The UBT4S also makes it easy for people who are not plagued by new ideas to join in the
effort, but who want to make a positive impact in the world: They
can simply go to the UBT4S, browse the bugs and feature requests,
maybe vote some up or down, add some notes, or, hopefully, assign one
to themselves and do some work on it.
The underlying philosophy that makes the UBT4S make sense is the
realisation that if you are a social entrepreneur having someone else
cut your lunch by doing something you had planned to gives you a free
lunch in the form of releasing you to pursue other innovations. I'll write a blog post on this competition-is-a-gift aspect of social entrepreneurship soon.
But right now, this is what I am going to do: I am going to register ubt4s.org
and setup a bug tracker there, that will be open to anyone to
register and contribute to. I will pre-load it with some bugs and
feature requests for society that I have in mind (including those
above).
I will also lay out some rules for the UBT4S. These rules will be
subject to the UBT4S itself, and so if you don't like them, then
please submit an issue that describes the problem
and how they
can be improved.
This is a very important point, because I don't want
the UBT4S to be a whinge board about all that is wrong with society.

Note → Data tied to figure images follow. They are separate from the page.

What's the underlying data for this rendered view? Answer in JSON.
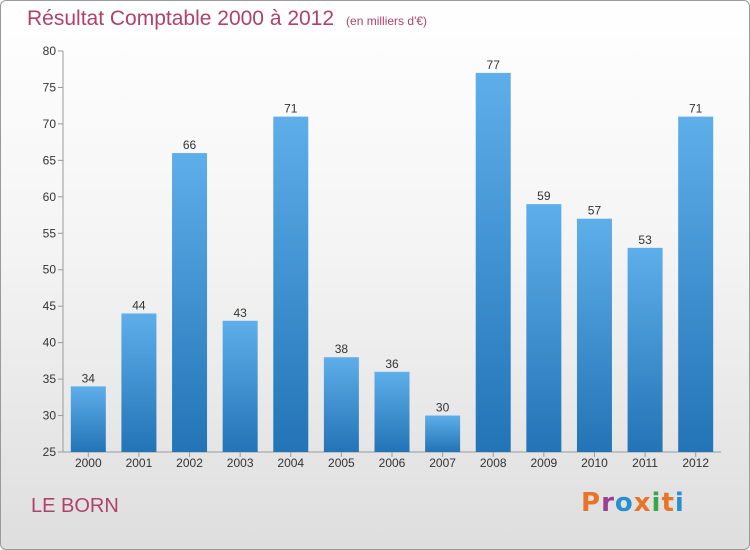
{
  "header": {
    "title": "Résultat Comptable 2000 à 2012",
    "subtitle": "(en milliers d'€)"
  },
  "footer": {
    "town": "LE BORN",
    "logo_text": "Proxiti",
    "logo_colors": [
      "#e8742a",
      "#9b3d94",
      "#2a8fd1",
      "#e8742a",
      "#3aa64a",
      "#e8742a",
      "#2a8fd1"
    ]
  },
  "colors": {
    "bar_top": "#5eaeea",
    "bar_bottom": "#2374b6",
    "title": "#b0426a"
  },
  "chart_data": {
    "type": "bar",
    "categories": [
      "2000",
      "2001",
      "2002",
      "2003",
      "2004",
      "2005",
      "2006",
      "2007",
      "2008",
      "2009",
      "2010",
      "2011",
      "2012"
    ],
    "values": [
      34,
      44,
      66,
      43,
      71,
      38,
      36,
      30,
      77,
      59,
      57,
      53,
      71
    ],
    "title": "Résultat Comptable 2000 à 2012",
    "subtitle": "(en milliers d'€)",
    "xlabel": "",
    "ylabel": "",
    "ylim": [
      25,
      80
    ],
    "yticks": [
      25,
      30,
      35,
      40,
      45,
      50,
      55,
      60,
      65,
      70,
      75,
      80
    ],
    "grid": false,
    "legend": "none"
  }
}
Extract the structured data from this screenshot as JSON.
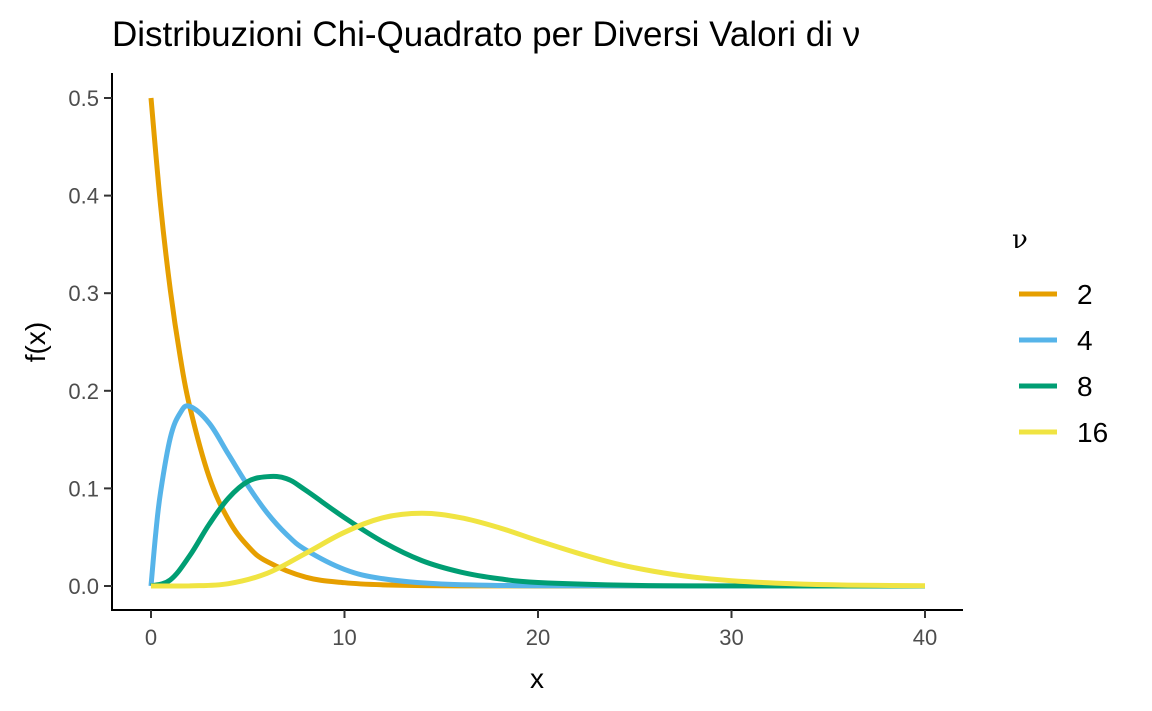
{
  "chart_data": {
    "type": "line",
    "title": "Distribuzioni Chi-Quadrato per Diversi Valori di ν",
    "xlabel": "x",
    "ylabel": "f(x)",
    "xlim": [
      0,
      40
    ],
    "ylim": [
      0,
      0.5
    ],
    "x_ticks": [
      0,
      10,
      20,
      30,
      40
    ],
    "x_tick_labels": [
      "0",
      "10",
      "20",
      "30",
      "40"
    ],
    "y_ticks": [
      0,
      0.1,
      0.2,
      0.3,
      0.4,
      0.5
    ],
    "y_tick_labels": [
      "0.0",
      "0.1",
      "0.2",
      "0.3",
      "0.4",
      "0.5"
    ],
    "grid": false,
    "legend": {
      "title": "ν",
      "position": "right"
    },
    "series": [
      {
        "name": "2",
        "df": 2,
        "color": "#E69F00",
        "points": [
          [
            0,
            0.5
          ],
          [
            0.5,
            0.389
          ],
          [
            1,
            0.303
          ],
          [
            1.5,
            0.236
          ],
          [
            2,
            0.184
          ],
          [
            3,
            0.112
          ],
          [
            4,
            0.068
          ],
          [
            5,
            0.041
          ],
          [
            6,
            0.025
          ],
          [
            8,
            0.009
          ],
          [
            10,
            0.0034
          ],
          [
            12,
            0.0012
          ],
          [
            15,
            0.0003
          ],
          [
            20,
            2e-05
          ],
          [
            30,
            0
          ],
          [
            40,
            0
          ]
        ]
      },
      {
        "name": "4",
        "df": 4,
        "color": "#56B4E9",
        "points": [
          [
            0,
            0
          ],
          [
            0.25,
            0.055
          ],
          [
            0.5,
            0.097
          ],
          [
            1,
            0.152
          ],
          [
            1.5,
            0.177
          ],
          [
            2,
            0.184
          ],
          [
            3,
            0.167
          ],
          [
            4,
            0.135
          ],
          [
            5,
            0.103
          ],
          [
            6,
            0.075
          ],
          [
            7,
            0.053
          ],
          [
            8,
            0.037
          ],
          [
            10,
            0.017
          ],
          [
            12,
            0.0074
          ],
          [
            15,
            0.0021
          ],
          [
            20,
            0.0002
          ],
          [
            30,
            0
          ],
          [
            40,
            0
          ]
        ]
      },
      {
        "name": "8",
        "df": 8,
        "color": "#009E73",
        "points": [
          [
            0,
            0
          ],
          [
            1,
            0.0063
          ],
          [
            2,
            0.031
          ],
          [
            3,
            0.063
          ],
          [
            4,
            0.09
          ],
          [
            5,
            0.107
          ],
          [
            6,
            0.112
          ],
          [
            7,
            0.11
          ],
          [
            8,
            0.098
          ],
          [
            10,
            0.07
          ],
          [
            12,
            0.045
          ],
          [
            14,
            0.026
          ],
          [
            16,
            0.0143
          ],
          [
            18,
            0.0074
          ],
          [
            20,
            0.0036
          ],
          [
            25,
            0.0006
          ],
          [
            30,
            0.0001
          ],
          [
            40,
            0
          ]
        ]
      },
      {
        "name": "16",
        "df": 16,
        "color": "#F0E442",
        "points": [
          [
            0,
            0
          ],
          [
            2,
            0.00014
          ],
          [
            4,
            0.0024
          ],
          [
            6,
            0.013
          ],
          [
            8,
            0.0335
          ],
          [
            10,
            0.055
          ],
          [
            12,
            0.07
          ],
          [
            14,
            0.0745
          ],
          [
            16,
            0.07
          ],
          [
            18,
            0.0597
          ],
          [
            20,
            0.0465
          ],
          [
            22,
            0.034
          ],
          [
            24,
            0.023
          ],
          [
            26,
            0.015
          ],
          [
            28,
            0.0092
          ],
          [
            30,
            0.0054
          ],
          [
            33,
            0.0024
          ],
          [
            36,
            0.0009
          ],
          [
            40,
            0.0003
          ]
        ]
      }
    ]
  }
}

I also don't want it to be a place where people say that country X
needs party Y in power. The political domain is already quite
saturated, and not a fun place to operate for the most part.
The
UBT4S, on the other hand, is a place where tools and
personal-action is the approach. Think of it as a meta-project
around various various existing and yet-to-exist open-software, open-hardware and life-hacking
projects that has “universal peace and happiness” as its' goal (which I have purposely not defined),
and then identifies tools that can be used to edge closer to that.
I
immediately recognise that this approach has limitations, but then so
does Newtonian Physics, but that doesn't stop us using
non-relativistic rulers to measure how tall our kids are, and nor
should the fact that the UBT4S has natural limitations prevent us
from achieving as much universal peace and happiness as we can using
that tool.
So now I throw the challenge out to you: visit
UBT4S.org, add
bugs, issues and feature requests. Comment on existing issues, and maybe start Wiki pages to begin marshalling resources for them. If you are part of a project that
is providing a solution (or part of a solution) to an issue, then
make a note of that in the tracker. That way people who want to help
in that particular area can find the right projects to join, donate
to or otherwise help.
I look forward to seeing you at the UBT4S.
(Also if anyone has a better idea than using Google Code, I'm all ears. Add it as an issue to the UBT4S, and we can work on fixing it.)